The resulting anger led to bookshop bombings, burnings and bans on the novel in much of the Islamic world. Ayatollah Khomeini, then the supreme leader of Iran, even issued a fatwa ordering Muslims to kill Rushdie – forcing the writer to go into hiding for almost a decade.
The controversy surrounding the novel also “sparked a culture war in Britain” between those who considered it blasphemous and wanted it banned, and those who considered artistic expression sacrosanct, said the i news site.
How is the row still relevant?
Three years ago, a documentary shed new light on the lasting effect of The Satanic Verses on Britain’s Muslim community. BBC Two’s The Satanic Verses: 30 Years On tracked journalist Mobeen Azhar as he explores the controversy surrounding the book, which sparked riots, assassinations and death threats.
The most important questions posed by Azhar in the documentary surround free or limited speech,
Rushdie and his supporters see free expression as an undeniable right.
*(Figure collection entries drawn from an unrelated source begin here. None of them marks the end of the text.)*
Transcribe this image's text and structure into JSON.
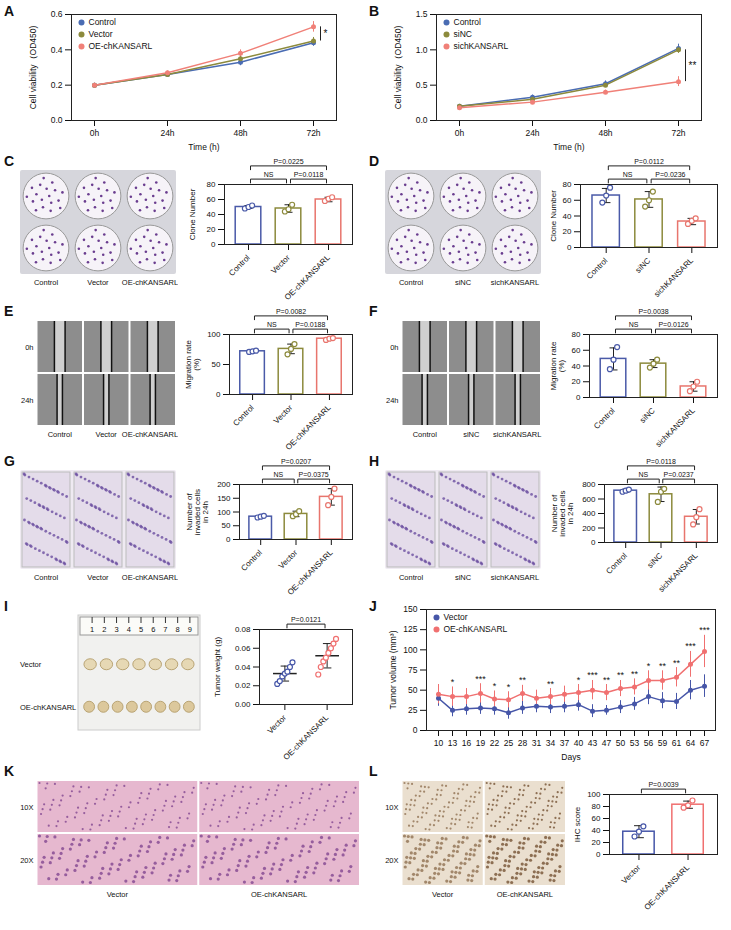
{
  "chart_data": [
    {
      "panel": "A",
      "type": "line",
      "x_label": "Time (h)",
      "y_label": "Cell viability（OD450)",
      "categories": [
        "0h",
        "24h",
        "48h",
        "72h"
      ],
      "ylim": [
        0,
        0.6
      ],
      "yticks": [
        {
          "value": 0,
          "label": "0.0"
        },
        {
          "value": 0.2,
          "label": "0.2"
        },
        {
          "value": 0.4,
          "label": "0.4"
        },
        {
          "value": 0.6,
          "label": "0.6"
        }
      ],
      "legend": "top-left",
      "marker": "circle",
      "series": [
        {
          "name": "Control",
          "color": "#4a6cb3",
          "values": [
            0.2,
            0.26,
            0.33,
            0.44
          ],
          "errors": [
            0.01,
            0.01,
            0.02,
            0.02
          ]
        },
        {
          "name": "Vector",
          "color": "#8c8a3c",
          "values": [
            0.2,
            0.26,
            0.35,
            0.45
          ],
          "errors": [
            0.01,
            0.01,
            0.02,
            0.02
          ]
        },
        {
          "name": "OE-chKANSARL",
          "color": "#f08078",
          "values": [
            0.2,
            0.27,
            0.38,
            0.53
          ],
          "errors": [
            0.01,
            0.01,
            0.02,
            0.03
          ]
        }
      ],
      "annotations": [
        {
          "text": "*",
          "x": "72h",
          "between": [
            "Vector",
            "OE-chKANSARL"
          ]
        }
      ]
    },
    {
      "panel": "B",
      "type": "line",
      "x_label": "Time (h)",
      "y_label": "Cell viability（OD450)",
      "categories": [
        "0h",
        "24h",
        "48h",
        "72h"
      ],
      "ylim": [
        0,
        1.5
      ],
      "yticks": [
        {
          "value": 0,
          "label": "0.0"
        },
        {
          "value": 0.5,
          "label": "0.5"
        },
        {
          "value": 1,
          "label": "1.0"
        },
        {
          "value": 1.5,
          "label": "1.5"
        }
      ],
      "legend": "top-left",
      "marker": "circle",
      "series": [
        {
          "name": "Control",
          "color": "#4a6cb3",
          "values": [
            0.2,
            0.33,
            0.52,
            1.02
          ],
          "errors": [
            0.02,
            0.03,
            0.04,
            0.06
          ]
        },
        {
          "name": "siNC",
          "color": "#8c8a3c",
          "values": [
            0.2,
            0.3,
            0.5,
            1.0
          ],
          "errors": [
            0.02,
            0.03,
            0.03,
            0.05
          ]
        },
        {
          "name": "sichKANSARL",
          "color": "#f08078",
          "values": [
            0.18,
            0.26,
            0.4,
            0.55
          ],
          "errors": [
            0.02,
            0.02,
            0.03,
            0.07
          ]
        }
      ],
      "annotations": [
        {
          "text": "**",
          "x": "72h",
          "between": [
            "siNC",
            "sichKANSARL"
          ]
        }
      ]
    },
    {
      "panel": "C",
      "type": "bar",
      "image_columns": [
        "Control",
        "Vector",
        "OE-chKANSARL"
      ],
      "y_label": "Clone Number",
      "categories": [
        "Control",
        "Vector",
        "OE-chKANSARL"
      ],
      "colors": [
        "#4a5aa8",
        "#8c8a3c",
        "#e8756d"
      ],
      "values": [
        50,
        48,
        60
      ],
      "errors": [
        2,
        5,
        3
      ],
      "points": [
        [
          48,
          50,
          52
        ],
        [
          44,
          47,
          53
        ],
        [
          58,
          61,
          63
        ]
      ],
      "ylim": [
        0,
        80
      ],
      "yticks": [
        0,
        20,
        40,
        60,
        80
      ],
      "annotations": [
        {
          "text": "P=0.0225",
          "between": [
            "Control",
            "OE-chKANSARL"
          ]
        },
        {
          "text": "NS",
          "between": [
            "Control",
            "Vector"
          ]
        },
        {
          "text": "P=0.0118",
          "between": [
            "Vector",
            "OE-chKANSARL"
          ]
        }
      ]
    },
    {
      "panel": "D",
      "type": "bar",
      "image_columns": [
        "Control",
        "siNC",
        "sichKANSARL"
      ],
      "y_label": "Clone Number",
      "categories": [
        "Control",
        "siNC",
        "sichKANSARL"
      ],
      "colors": [
        "#4a5aa8",
        "#8c8a3c",
        "#e8756d"
      ],
      "values": [
        66,
        61,
        33
      ],
      "errors": [
        9,
        10,
        4
      ],
      "points": [
        [
          57,
          66,
          76
        ],
        [
          52,
          60,
          71
        ],
        [
          30,
          34,
          37
        ]
      ],
      "ylim": [
        0,
        80
      ],
      "yticks": [
        0,
        20,
        40,
        60,
        80
      ],
      "annotations": [
        {
          "text": "P=0.0112",
          "between": [
            "Control",
            "sichKANSARL"
          ]
        },
        {
          "text": "NS",
          "between": [
            "Control",
            "siNC"
          ]
        },
        {
          "text": "P=0.0236",
          "between": [
            "siNC",
            "sichKANSARL"
          ]
        }
      ]
    },
    {
      "panel": "E",
      "type": "bar",
      "image_rows": [
        "0h",
        "24h"
      ],
      "image_columns": [
        "Control",
        "Vector",
        "OE-chKANSARL"
      ],
      "y_label": "Migration rate (%)",
      "categories": [
        "Control",
        "Vector",
        "OE-chKANSARL"
      ],
      "colors": [
        "#4a5aa8",
        "#8c8a3c",
        "#e8756d"
      ],
      "values": [
        72,
        76,
        93
      ],
      "errors": [
        1,
        8,
        2
      ],
      "points": [
        [
          71,
          72,
          73
        ],
        [
          67,
          76,
          84
        ],
        [
          91,
          93,
          94
        ]
      ],
      "ylim": [
        0,
        100
      ],
      "yticks": [
        0,
        50,
        100
      ],
      "annotations": [
        {
          "text": "P=0.0082",
          "between": [
            "Control",
            "OE-chKANSARL"
          ]
        },
        {
          "text": "NS",
          "between": [
            "Control",
            "Vector"
          ]
        },
        {
          "text": "P=0.0188",
          "between": [
            "Vector",
            "OE-chKANSARL"
          ]
        }
      ]
    },
    {
      "panel": "F",
      "type": "bar",
      "image_rows": [
        "0h",
        "24h"
      ],
      "image_columns": [
        "Control",
        "siNC",
        "sichKANSARL"
      ],
      "y_label": "Migration rate (%)",
      "categories": [
        "Control",
        "siNC",
        "sichKANSARL"
      ],
      "colors": [
        "#4a5aa8",
        "#8c8a3c",
        "#e8756d"
      ],
      "values": [
        49,
        43,
        14
      ],
      "errors": [
        14,
        5,
        6
      ],
      "points": [
        [
          36,
          48,
          64
        ],
        [
          38,
          43,
          48
        ],
        [
          8,
          14,
          20
        ]
      ],
      "ylim": [
        0,
        80
      ],
      "yticks": [
        0,
        20,
        40,
        60,
        80
      ],
      "annotations": [
        {
          "text": "P=0.0038",
          "between": [
            "Control",
            "sichKANSARL"
          ]
        },
        {
          "text": "NS",
          "between": [
            "Control",
            "siNC"
          ]
        },
        {
          "text": "P=0.0126",
          "between": [
            "siNC",
            "sichKANSARL"
          ]
        }
      ]
    },
    {
      "panel": "G",
      "type": "bar",
      "image_columns": [
        "Control",
        "Vector",
        "OE-chKANSARL"
      ],
      "y_label": "Number of invaded cells in 24h",
      "categories": [
        "Control",
        "Vector",
        "OE-chKANSARL"
      ],
      "colors": [
        "#4a5aa8",
        "#8c8a3c",
        "#e8756d"
      ],
      "values": [
        83,
        93,
        155
      ],
      "errors": [
        4,
        10,
        30
      ],
      "points": [
        [
          80,
          83,
          86
        ],
        [
          85,
          92,
          103
        ],
        [
          125,
          155,
          185
        ]
      ],
      "ylim": [
        0,
        200
      ],
      "yticks": [
        0,
        50,
        100,
        150,
        200
      ],
      "annotations": [
        {
          "text": "P=0.0207",
          "between": [
            "Control",
            "OE-chKANSARL"
          ]
        },
        {
          "text": "NS",
          "between": [
            "Control",
            "Vector"
          ]
        },
        {
          "text": "P=0.0375",
          "between": [
            "Vector",
            "OE-chKANSARL"
          ]
        }
      ]
    },
    {
      "panel": "H",
      "type": "bar",
      "image_columns": [
        "Control",
        "siNC",
        "sichKANSARL"
      ],
      "y_label": "Number of invaded cells in 24h",
      "categories": [
        "Control",
        "siNC",
        "sichKANSARL"
      ],
      "colors": [
        "#4a5aa8",
        "#8c8a3c",
        "#e8756d"
      ],
      "values": [
        715,
        665,
        355
      ],
      "errors": [
        20,
        100,
        100
      ],
      "points": [
        [
          700,
          715,
          730
        ],
        [
          560,
          700,
          740
        ],
        [
          250,
          350,
          460
        ]
      ],
      "ylim": [
        0,
        800
      ],
      "yticks": [
        0,
        200,
        400,
        600,
        800
      ],
      "annotations": [
        {
          "text": "P=0.0118",
          "between": [
            "Control",
            "sichKANSARL"
          ]
        },
        {
          "text": "NS",
          "between": [
            "Control",
            "siNC"
          ]
        },
        {
          "text": "P=0.0237",
          "between": [
            "siNC",
            "sichKANSARL"
          ]
        }
      ]
    },
    {
      "panel": "I",
      "type": "dot",
      "image_rows": [
        "Vector",
        "OE-chKANSARL"
      ],
      "ruler": [
        "1",
        "2",
        "3",
        "4",
        "5",
        "6",
        "7",
        "8",
        "9"
      ],
      "y_label": "Tumor weight (g)",
      "categories": [
        "Vector",
        "OE-chKANSARL"
      ],
      "colors": [
        "#4656a8",
        "#f07070"
      ],
      "values": [
        0.033,
        0.052
      ],
      "errors": [
        0.008,
        0.013
      ],
      "points": [
        [
          0.022,
          0.025,
          0.03,
          0.033,
          0.035,
          0.04,
          0.045
        ],
        [
          0.032,
          0.04,
          0.046,
          0.05,
          0.055,
          0.06,
          0.065,
          0.07
        ]
      ],
      "ylim": [
        0,
        0.08
      ],
      "yticks": [
        {
          "value": 0,
          "label": "0.00"
        },
        {
          "value": 0.02,
          "label": "0.02"
        },
        {
          "value": 0.04,
          "label": "0.04"
        },
        {
          "value": 0.06,
          "label": "0.06"
        },
        {
          "value": 0.08,
          "label": "0.08"
        }
      ],
      "annotations": [
        {
          "text": "P=0.0121",
          "between": [
            "Vector",
            "OE-chKANSARL"
          ]
        }
      ]
    },
    {
      "panel": "J",
      "type": "line",
      "x_label": "Days",
      "y_label": "Tumor volume (mm³)",
      "categories": [
        "10",
        "13",
        "16",
        "19",
        "22",
        "25",
        "28",
        "31",
        "34",
        "37",
        "40",
        "43",
        "47",
        "50",
        "53",
        "56",
        "59",
        "61",
        "64",
        "67"
      ],
      "ylim": [
        0,
        150
      ],
      "yticks": [
        0,
        25,
        50,
        75,
        100,
        125,
        150
      ],
      "legend": "top-left",
      "marker": "circle",
      "series": [
        {
          "name": "Vector",
          "color": "#4656a8",
          "values": [
            40,
            25,
            27,
            28,
            27,
            22,
            28,
            30,
            29,
            30,
            32,
            24,
            25,
            29,
            33,
            42,
            37,
            36,
            50,
            55
          ],
          "errors": [
            10,
            8,
            8,
            8,
            8,
            8,
            8,
            8,
            8,
            8,
            8,
            8,
            6,
            8,
            8,
            10,
            10,
            10,
            12,
            14
          ]
        },
        {
          "name": "OE-chKANSARL",
          "color": "#f07070",
          "values": [
            45,
            42,
            42,
            46,
            39,
            38,
            46,
            40,
            42,
            45,
            47,
            50,
            47,
            52,
            54,
            62,
            62,
            66,
            82,
            98
          ],
          "errors": [
            12,
            12,
            10,
            12,
            10,
            10,
            10,
            10,
            10,
            10,
            10,
            12,
            10,
            10,
            10,
            12,
            12,
            12,
            16,
            20
          ]
        }
      ],
      "significance": [
        null,
        "*",
        null,
        "***",
        "*",
        "*",
        "**",
        null,
        "**",
        null,
        "*",
        "***",
        "**",
        "**",
        "**",
        "*",
        "**",
        "**",
        "***",
        "***"
      ]
    },
    {
      "panel": "K",
      "type": "image",
      "image_rows": [
        "10X",
        "20X"
      ],
      "image_columns": [
        "Vector",
        "OE-chKANSARL"
      ]
    },
    {
      "panel": "L",
      "type": "bar",
      "image_rows": [
        "10X",
        "20X"
      ],
      "image_columns": [
        "Vector",
        "OE-chKANSARL"
      ],
      "y_label": "IHC score",
      "categories": [
        "Vector",
        "OE-chKANSARL"
      ],
      "colors": [
        "#4656a8",
        "#f07070"
      ],
      "values": [
        38,
        83
      ],
      "errors": [
        10,
        6
      ],
      "points": [
        [
          30,
          38,
          47
        ],
        [
          78,
          82,
          90
        ]
      ],
      "ylim": [
        0,
        100
      ],
      "yticks": [
        0,
        20,
        40,
        60,
        80,
        100
      ],
      "annotations": [
        {
          "text": "P=0.0039",
          "between": [
            "Vector",
            "OE-chKANSARL"
          ]
        }
      ]
    }
  ]
}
In a 2015 interview, the author argued: “It is possible to respect individuals, to protect them from intolerance, while being skeptical about their ideas, even criticising them ferociously.”
However, some critics still believe Rushdie abused his freedoms to denigrate Muslim beliefs.
Indeed, during filming of the new documentary, a man in Bradford snatched a copy of the novel from Azhar and tried to set it on fire – an incident that highlights the continuing relevance of the controversy, says the Bafta-winning filmmaker.
Azhar himself told news site Vice in 2019 that the row explained a “big part of our history, particularly when it comes to how immigrant communities and how Muslims are perceived in Britain”.
For others, the relevance is broader still. The unresolved debate about The Satanic Verses “poses complex and ever-pressing questions about free speech, and whether limits should be imposed upon it”, The Guardian said.